Literatur Was wäre, wenn …?

Jim Morrison lebt. Der Sänger der „Doors“ ist nicht am 3. Juli 1971 in Paris gestorben – ohnehin unter sehr mysteriösen Umständen, wenn man den polizeilichen Ermittlungsakten glauben mag. Er ist also auch nicht auf dem Friedhof „Père Lachaise“ begraben – neben Edith Piaf, Frédéric Chopin, Oscar Wilde oder Sarah Bernhardt.

 Ich und der Andere

Ich und der Andere

Foto: Braumüller

Er gehört mithin auch nicht zum Club 27, dem Jimi Hendrix, Janis Joplin, Kurt Cobain oder Amy Winehouse angehören – alle gestorben im Alter von 27 Jahren.

Ghost City, irgendein verlassener Ort irgendwo in Amerika – dort lebt Morrison, inzwischen kahlköpfig, zusammen mit einem anderen Mann. Die beiden sind die einzigen Patienten einer aufgegebenen Heilanstalt, betreut von einer einzigen Pflegerin, die im Sterben liegt. Dem zweiten Insassen, einem ehemaligen Lehrer, verdankt Morrison einen seiner größten Erfolge – den Song „Light my Fire“.

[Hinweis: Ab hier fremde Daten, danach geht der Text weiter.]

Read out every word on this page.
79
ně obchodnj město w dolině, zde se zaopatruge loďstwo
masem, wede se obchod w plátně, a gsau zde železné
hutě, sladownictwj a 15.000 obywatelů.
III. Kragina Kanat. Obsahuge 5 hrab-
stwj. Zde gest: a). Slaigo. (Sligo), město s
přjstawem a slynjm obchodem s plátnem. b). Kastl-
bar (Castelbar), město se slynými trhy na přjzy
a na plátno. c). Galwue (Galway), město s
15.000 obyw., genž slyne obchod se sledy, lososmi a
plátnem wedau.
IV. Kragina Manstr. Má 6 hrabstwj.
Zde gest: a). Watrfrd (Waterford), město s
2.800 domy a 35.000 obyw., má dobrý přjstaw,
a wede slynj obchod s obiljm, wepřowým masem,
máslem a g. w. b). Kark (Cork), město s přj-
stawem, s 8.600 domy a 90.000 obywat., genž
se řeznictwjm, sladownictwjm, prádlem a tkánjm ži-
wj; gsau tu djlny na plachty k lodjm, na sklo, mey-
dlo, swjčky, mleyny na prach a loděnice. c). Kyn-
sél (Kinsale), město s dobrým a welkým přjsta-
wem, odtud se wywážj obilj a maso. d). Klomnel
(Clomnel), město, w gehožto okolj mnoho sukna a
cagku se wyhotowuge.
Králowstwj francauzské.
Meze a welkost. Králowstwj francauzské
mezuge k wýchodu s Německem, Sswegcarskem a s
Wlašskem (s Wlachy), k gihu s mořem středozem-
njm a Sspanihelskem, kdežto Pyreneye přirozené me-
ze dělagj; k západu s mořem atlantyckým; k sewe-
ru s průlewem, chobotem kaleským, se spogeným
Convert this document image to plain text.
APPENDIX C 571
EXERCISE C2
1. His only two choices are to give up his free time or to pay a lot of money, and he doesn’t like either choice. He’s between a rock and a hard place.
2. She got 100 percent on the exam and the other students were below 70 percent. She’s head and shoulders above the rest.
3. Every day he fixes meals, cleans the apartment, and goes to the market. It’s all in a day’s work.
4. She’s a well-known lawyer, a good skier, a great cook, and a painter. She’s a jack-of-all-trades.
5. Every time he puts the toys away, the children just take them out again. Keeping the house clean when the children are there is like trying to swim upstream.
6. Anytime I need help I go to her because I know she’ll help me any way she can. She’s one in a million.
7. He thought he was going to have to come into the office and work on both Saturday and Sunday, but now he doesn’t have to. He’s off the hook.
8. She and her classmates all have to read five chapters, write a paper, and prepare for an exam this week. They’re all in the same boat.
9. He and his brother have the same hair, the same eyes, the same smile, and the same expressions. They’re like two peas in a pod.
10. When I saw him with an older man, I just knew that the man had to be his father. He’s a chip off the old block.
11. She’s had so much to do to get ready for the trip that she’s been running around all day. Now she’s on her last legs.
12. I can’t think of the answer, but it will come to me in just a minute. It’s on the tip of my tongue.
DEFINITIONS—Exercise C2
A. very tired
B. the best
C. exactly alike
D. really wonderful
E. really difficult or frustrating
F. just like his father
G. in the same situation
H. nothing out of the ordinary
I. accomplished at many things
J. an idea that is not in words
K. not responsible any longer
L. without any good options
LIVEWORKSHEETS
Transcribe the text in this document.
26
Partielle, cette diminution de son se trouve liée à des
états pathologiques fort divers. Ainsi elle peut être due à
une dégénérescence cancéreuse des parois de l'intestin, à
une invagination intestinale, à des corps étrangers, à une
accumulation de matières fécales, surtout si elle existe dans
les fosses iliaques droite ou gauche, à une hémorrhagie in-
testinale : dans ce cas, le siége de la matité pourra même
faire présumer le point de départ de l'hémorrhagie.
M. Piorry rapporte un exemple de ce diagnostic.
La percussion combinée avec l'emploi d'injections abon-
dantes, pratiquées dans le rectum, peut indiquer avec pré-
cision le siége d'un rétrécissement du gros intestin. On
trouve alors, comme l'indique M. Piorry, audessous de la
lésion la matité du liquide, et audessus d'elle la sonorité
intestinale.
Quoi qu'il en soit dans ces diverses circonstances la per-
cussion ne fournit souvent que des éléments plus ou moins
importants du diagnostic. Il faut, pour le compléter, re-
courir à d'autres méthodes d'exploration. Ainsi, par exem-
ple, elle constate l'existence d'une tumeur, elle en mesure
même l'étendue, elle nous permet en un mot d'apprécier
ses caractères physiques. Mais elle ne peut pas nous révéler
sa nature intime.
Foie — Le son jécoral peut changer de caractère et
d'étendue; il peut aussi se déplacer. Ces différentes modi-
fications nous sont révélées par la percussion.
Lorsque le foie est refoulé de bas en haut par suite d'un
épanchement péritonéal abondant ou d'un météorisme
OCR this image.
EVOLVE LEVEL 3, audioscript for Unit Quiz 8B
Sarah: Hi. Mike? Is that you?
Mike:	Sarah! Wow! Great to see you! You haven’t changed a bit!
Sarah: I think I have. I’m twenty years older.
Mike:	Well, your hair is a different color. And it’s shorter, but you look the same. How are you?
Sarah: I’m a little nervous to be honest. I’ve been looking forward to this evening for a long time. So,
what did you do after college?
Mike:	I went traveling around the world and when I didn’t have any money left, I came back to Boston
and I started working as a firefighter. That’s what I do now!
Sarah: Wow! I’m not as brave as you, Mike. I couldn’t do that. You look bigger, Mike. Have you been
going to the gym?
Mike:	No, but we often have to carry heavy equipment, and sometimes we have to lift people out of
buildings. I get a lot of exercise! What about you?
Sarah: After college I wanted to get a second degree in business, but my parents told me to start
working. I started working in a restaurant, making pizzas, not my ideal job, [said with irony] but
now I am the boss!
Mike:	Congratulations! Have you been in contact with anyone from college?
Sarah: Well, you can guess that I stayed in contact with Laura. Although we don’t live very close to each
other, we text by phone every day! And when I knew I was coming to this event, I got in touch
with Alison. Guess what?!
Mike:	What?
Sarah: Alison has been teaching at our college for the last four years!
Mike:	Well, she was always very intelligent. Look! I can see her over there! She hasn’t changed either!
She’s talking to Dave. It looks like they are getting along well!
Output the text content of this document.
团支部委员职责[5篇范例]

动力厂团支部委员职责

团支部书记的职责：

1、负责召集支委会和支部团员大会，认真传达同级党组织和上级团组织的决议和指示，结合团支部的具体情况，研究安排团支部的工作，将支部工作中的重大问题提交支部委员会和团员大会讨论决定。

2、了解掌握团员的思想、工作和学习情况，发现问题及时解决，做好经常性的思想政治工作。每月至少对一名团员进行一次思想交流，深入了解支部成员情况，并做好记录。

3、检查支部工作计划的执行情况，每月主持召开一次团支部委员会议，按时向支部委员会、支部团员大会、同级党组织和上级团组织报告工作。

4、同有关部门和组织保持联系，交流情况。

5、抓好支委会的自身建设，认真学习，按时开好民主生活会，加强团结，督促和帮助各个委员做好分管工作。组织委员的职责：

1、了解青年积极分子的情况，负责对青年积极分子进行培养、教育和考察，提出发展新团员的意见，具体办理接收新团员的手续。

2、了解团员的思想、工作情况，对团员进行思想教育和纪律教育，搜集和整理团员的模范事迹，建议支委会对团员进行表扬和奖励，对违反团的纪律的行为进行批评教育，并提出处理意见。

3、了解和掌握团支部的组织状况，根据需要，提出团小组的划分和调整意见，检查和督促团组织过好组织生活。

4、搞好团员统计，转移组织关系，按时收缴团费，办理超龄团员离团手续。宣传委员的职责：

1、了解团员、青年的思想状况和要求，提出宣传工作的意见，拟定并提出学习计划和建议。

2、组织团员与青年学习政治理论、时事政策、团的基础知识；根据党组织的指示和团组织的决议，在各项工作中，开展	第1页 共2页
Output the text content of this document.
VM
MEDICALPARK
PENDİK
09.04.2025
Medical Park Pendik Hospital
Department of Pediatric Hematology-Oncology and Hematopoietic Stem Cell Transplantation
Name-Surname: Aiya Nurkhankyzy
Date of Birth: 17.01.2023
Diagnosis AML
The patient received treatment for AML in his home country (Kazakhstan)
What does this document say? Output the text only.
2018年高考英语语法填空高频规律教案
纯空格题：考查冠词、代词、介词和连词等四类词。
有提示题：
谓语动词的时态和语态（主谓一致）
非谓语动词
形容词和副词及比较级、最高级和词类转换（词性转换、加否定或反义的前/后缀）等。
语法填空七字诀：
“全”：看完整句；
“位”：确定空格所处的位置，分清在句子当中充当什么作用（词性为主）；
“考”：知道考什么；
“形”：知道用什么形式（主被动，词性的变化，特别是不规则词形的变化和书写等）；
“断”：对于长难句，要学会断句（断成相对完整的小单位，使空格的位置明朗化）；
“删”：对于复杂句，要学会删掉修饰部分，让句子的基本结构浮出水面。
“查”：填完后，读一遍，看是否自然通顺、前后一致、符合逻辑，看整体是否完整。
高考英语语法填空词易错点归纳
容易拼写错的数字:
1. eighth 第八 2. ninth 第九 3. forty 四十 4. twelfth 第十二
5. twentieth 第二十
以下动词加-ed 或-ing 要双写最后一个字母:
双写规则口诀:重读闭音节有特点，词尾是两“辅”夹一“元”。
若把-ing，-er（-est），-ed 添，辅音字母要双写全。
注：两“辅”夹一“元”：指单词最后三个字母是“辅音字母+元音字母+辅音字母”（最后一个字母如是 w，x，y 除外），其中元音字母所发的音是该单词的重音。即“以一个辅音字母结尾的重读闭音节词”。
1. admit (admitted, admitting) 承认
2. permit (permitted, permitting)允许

Alles krause Gedanken von irgendwelchen Verschwörungstheoretikern, die sich nicht mit dem frühen Ableben ihres Idols abfinden wollen? Jenen Fans bzw. Fanatikern, für die auch Elvis Presley und John Lennon irgendwo auf dieser Scheibe namens Erde weiterleben? Ganz und gar nicht. Der Österreicher Jürgen Kaizik, Schriftsteller, Regisseur und Filmemacher, ausgebildet in Wien und Saarbrücken, hat den Sänger zu neuem Leben erweckt – bzw. ihn gar nicht erst sterben lassen. Er spinnt sich eine abenteuerliche Geschichte zurecht, der er den Titel „Ich und der andere“ gibt. Der Andere, das ist eben jener unbekannte Lehrer, dem Ich, also Morrison, in einem Musikschuppen in Los Angeles mit dem bezeichnenden Namen „London Fog“ begegnet (dieses Lokal gab‘s wirklich) bin. Die Notizen von „Hölderlin“, so nennt Morrison den Mann, dessen wahrer Name im ganzen Buch nicht einmal erwähnt wird (und der eine fiktive Gestalt ist), inspirieren den hoffnungsvollen Sänger zu seinem erfolgreichsten Lied, eben jenes „Light my Fire“, 1967 erstmals präsentiert. Danach bleiben ihm noch vier Jahre – im wirklichen Leben.

Ab hier geht Kaizik recht erfinderisch mit der Realität um. Spurenelemente aus der Wirklichkeit wie Morrisons problematisches Verhältnis zu seinem Vater, einem im Vietnam-Krieg aktiven Marine-Offizier, einem langjährigen, bis zu Morrisons Tod reichenden Liebes- und Hassverhältnis mit der Kunststudentin Pam Courson, namentlich genannte Bandmitglieder und Morrisons erratischem Verhalten, das zu Tumulten bei den „Doors“-Auftritten führte, verwässern in Kaiziks Roman mit erfundenen Episoden aus dem zweiten beziehungsweise Weiterleben des Künstlers, ein Mäandern zwischen Wahn und fantasierter Wirklichkeit. Es ist eine Spurensuche nach den Wurzeln der Kreativität eines rebellischen, außergewöhnlichen, nicht gesellschaftskonformen Menschen, wie sie zu hunderttausenden in den 1960er Jahren die Nachkriegsgesellschaft aufmischten, wenn auch nur ein verschwindend geringer Anteil davon die Berühmtheit eines Jim Morrison erreichte. Immerhin bietet Kaizik eine Menge Stoff, um die Texte des Sängers in einem wenn schon nicht neuen, so doch zumindest anderen Licht erscheinen zu lassen und damit Raum für neue Interpretationen zu schaffen. Ob die Inspirationsquellen wirklich so geflossen sind, wie der Autor es darstellt, kann und darf bezweifelt werden. Immerhin – möglich wäre es.

„Ich und der Andere“ ist eine Gedankenspiel à la „Was wäre, wenn …?“ mit einem allerdings ernüchternden Ende, das im Tod die bessere Alternative sieht: „Stellt euch doch nur einmal so ein endloses Leben vor“, doziert die sterbende Pflegerin in der Heilanstalt. „Ewig mit euren mickrigen Banalitäten leben müssen. Ewig mit diesen Schwächen und Blödheiten. Das wäre wahrhaft zu viel des Elends.“ Da mag man nicht widersprechen.
Rainer Nolden

Jürgen Kaizik, Ich und der Andere, Braumüller, 255 Seiten, 22 Euro.